To talk about Wednesday night's performance of Verdi's "Otello" at Wolf Trap is to discuss the three Vs: Verdi, Vickers and Levine.

It was an evening in which the over-powering spirit of Verdi's greatest opera surged through the huge audience gathered to hear it. All of the major points of this miracle of the composer's old age were well underscored, and many of the minor ones as well.

That this could happen was due to the elemental force with which Jon Vickers dominated the stage as he moved throuhg the grand part. It is hard to think of any singer or actor in any theater today more convincing or more fully the embodiment of so vast a role.

The audience mistakenly applauded Vickers at his entrance, which obliterated his first victorious outburst, "Esultate!" The audience was, however, notably in tune with other wonders of the opera and held its applause at the end of Act One until the last note on the harp had died away.

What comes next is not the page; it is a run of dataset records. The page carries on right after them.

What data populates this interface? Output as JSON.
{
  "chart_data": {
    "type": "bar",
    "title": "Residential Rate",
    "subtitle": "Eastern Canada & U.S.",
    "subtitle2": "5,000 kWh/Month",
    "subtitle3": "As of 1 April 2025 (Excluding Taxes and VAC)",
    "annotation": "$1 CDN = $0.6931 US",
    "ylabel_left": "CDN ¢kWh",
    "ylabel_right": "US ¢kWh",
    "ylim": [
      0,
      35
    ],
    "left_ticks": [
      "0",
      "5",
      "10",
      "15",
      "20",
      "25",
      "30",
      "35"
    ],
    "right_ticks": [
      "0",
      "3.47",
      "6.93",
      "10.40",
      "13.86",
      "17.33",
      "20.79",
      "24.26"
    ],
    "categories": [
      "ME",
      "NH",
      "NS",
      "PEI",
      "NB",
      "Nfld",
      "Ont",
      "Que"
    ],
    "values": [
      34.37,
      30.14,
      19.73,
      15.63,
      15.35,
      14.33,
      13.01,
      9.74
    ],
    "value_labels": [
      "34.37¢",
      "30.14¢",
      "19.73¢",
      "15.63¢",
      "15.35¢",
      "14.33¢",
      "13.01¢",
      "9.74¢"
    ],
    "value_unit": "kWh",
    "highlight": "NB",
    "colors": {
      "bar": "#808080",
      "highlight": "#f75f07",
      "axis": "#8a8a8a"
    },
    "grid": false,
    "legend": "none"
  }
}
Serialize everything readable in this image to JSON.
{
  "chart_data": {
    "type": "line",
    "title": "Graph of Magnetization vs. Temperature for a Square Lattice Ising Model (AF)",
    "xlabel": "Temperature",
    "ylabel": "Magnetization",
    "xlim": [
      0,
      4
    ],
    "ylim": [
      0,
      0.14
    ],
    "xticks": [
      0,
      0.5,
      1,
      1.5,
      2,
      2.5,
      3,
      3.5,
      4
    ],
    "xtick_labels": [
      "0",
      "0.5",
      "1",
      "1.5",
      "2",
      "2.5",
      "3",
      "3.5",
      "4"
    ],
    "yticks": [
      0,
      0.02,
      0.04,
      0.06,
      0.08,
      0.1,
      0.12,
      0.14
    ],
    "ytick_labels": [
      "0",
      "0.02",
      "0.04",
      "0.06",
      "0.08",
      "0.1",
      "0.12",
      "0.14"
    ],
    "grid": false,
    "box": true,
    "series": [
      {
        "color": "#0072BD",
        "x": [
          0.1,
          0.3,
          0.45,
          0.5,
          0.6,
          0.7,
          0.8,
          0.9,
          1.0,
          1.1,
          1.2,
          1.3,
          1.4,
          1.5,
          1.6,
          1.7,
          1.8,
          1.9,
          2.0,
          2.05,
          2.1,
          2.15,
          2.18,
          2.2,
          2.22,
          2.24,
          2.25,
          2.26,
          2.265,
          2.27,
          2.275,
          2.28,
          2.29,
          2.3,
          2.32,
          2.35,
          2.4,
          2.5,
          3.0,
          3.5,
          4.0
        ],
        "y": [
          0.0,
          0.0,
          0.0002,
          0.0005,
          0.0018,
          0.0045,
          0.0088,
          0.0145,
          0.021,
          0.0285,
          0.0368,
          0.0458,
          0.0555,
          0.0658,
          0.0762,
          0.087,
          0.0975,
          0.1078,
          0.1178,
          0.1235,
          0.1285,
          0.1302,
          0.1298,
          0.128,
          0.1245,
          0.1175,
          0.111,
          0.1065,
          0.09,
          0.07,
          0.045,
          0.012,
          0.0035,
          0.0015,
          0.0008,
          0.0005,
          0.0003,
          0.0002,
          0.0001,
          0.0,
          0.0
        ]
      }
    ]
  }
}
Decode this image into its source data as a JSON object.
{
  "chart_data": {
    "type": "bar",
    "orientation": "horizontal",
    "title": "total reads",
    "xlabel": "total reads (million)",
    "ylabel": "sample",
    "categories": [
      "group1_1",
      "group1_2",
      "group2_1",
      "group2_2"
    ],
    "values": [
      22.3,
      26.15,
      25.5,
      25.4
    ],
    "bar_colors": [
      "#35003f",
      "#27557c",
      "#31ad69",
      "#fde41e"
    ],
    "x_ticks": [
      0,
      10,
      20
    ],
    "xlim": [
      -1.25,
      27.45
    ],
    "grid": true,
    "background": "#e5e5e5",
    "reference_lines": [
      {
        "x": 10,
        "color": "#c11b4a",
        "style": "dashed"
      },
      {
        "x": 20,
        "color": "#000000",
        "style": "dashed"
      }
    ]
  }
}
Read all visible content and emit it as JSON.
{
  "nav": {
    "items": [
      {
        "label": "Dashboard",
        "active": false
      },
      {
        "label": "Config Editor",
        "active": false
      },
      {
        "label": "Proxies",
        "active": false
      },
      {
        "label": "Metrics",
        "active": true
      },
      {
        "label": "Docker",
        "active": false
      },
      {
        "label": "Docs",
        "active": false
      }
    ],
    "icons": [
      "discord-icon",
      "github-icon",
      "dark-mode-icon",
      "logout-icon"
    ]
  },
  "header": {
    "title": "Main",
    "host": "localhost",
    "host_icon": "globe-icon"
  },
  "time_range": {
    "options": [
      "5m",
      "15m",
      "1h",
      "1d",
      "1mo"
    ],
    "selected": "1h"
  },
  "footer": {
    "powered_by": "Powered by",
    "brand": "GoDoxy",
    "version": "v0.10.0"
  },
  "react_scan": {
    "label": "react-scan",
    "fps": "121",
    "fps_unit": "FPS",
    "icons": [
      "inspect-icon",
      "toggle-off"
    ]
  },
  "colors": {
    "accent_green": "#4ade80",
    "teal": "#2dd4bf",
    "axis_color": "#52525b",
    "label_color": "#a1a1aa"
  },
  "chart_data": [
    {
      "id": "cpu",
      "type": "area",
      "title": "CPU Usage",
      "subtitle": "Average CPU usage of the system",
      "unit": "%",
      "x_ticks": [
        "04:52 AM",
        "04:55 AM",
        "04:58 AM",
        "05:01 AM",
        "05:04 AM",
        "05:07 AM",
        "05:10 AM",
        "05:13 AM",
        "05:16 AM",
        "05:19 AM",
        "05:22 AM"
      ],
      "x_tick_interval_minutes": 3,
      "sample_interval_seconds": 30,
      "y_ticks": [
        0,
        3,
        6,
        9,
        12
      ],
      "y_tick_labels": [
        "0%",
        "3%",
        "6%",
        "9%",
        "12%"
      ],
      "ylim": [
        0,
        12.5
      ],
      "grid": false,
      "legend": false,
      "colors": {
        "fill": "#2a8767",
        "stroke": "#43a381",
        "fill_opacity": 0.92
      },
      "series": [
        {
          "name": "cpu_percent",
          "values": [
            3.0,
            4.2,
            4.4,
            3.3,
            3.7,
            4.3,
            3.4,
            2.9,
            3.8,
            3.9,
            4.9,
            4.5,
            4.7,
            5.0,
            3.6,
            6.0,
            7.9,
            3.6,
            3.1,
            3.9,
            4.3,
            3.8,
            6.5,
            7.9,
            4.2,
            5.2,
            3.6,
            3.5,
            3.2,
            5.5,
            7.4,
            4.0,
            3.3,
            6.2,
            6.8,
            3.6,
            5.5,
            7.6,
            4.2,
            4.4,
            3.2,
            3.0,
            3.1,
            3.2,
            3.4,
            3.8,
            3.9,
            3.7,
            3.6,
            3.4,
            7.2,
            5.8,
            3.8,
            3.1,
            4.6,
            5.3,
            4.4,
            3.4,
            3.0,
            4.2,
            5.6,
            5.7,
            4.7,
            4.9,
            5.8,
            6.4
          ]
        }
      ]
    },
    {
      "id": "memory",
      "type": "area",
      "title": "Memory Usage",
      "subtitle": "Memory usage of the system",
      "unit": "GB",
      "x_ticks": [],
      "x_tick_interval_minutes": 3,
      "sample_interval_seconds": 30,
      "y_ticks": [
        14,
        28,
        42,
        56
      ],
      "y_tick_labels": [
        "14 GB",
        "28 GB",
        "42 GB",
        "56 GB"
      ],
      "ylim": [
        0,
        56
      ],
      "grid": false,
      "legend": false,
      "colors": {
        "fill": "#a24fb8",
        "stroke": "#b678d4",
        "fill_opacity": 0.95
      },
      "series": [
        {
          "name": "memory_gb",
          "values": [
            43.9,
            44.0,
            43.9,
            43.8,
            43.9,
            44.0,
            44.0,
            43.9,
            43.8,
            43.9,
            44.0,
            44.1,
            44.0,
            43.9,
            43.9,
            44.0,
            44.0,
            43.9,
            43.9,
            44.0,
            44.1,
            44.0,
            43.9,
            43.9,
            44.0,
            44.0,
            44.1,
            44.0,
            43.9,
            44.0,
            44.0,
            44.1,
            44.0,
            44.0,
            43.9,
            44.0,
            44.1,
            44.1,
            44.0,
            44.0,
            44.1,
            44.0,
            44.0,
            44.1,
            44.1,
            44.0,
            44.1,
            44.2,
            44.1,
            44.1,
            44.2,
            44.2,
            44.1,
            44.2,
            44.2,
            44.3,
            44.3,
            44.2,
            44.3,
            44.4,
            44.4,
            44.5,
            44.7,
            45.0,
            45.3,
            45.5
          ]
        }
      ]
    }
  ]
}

Vickers is a titan. Every sound he uttered, every gesture conveyed the man's early ardent love, and then the fatal jealousy upon which Iago's corrosive suggestions built the suspicion that eventually brings about Otello's ruin and Desdemona's death. The magnificent Canadian tenor's voice is a glorious instrument, serving his ends, which are totally those of Verdi, in a manner few have commanded. His return in Act One was terrifying, his tenderness toward his wife as lovely at first as his brutality toward her later was merciless.

Not every generation has been fortunate enough to hear such an Otello. With his far more flexible voice, Vickers recalled the grandeur of Martinelli in some of the most affecting moments in the opera.

James Levine, the Metropolitan's music director, loves Verdi's operas more than any others, an opinion for which he cannot be faulted. In "Otello," he brought the great wrenching surges of power that smash through the first three acts. Both chorus and orchestra, at their peak for Levine, sang and played with beauty and finesse. Though he nearly always found an ideal tempo, Levine tended to rush episodes in the ensemble in Act Three. But he projected the spirit of the work in admirable fashion.

Cornell MacNeil knows Iago thoroughly but there are subtleties, both vocal and dramatic, that he passed over, partly because his voiced is no longer able to provide the power or the finesse for the role. He cannot efface memories of a Tibbett, Warren, or Gobbi, men who were the quintessence of evil onstage.

Gilda Cruz-Romo's Desdemona was a disappointment. While she can produce some lovely soft notes, her voice did not move evenly or easily in louder moments, and her singing lacked any touch of real greatness. The more crucial the phrase, the less she delivered.

The smaller roles were uneven. James Morris was a fine, resonant Lodovico and Robert Goodloe a welcome Montano. But Andrea Velis neither looked nor sounded right as Roderigo, Frank Little's voice made Cassio unpleasantly nasal. Jean Kraft, overbusy in the staging of Act Two, was sufficient as Emilia, and Arthur Thompson a notable herald.

The sets and direction of Franco Zeffirelli had strong and weak points. Act Two is simply a designer thumbing his nose at Verdi, who, however, knew better. There was no suggestion of a garden, no proper place for Cassio to talk with Desdemona. And where was the children's chorus? At home, as they were on Monday night.

Acts One, Three, and Four, however, looked well enough, thouhg far from ideal. But nothing prevented Verdi, Vickers, and Levine from presenting some of opera's greatest music as it deserves to be heard.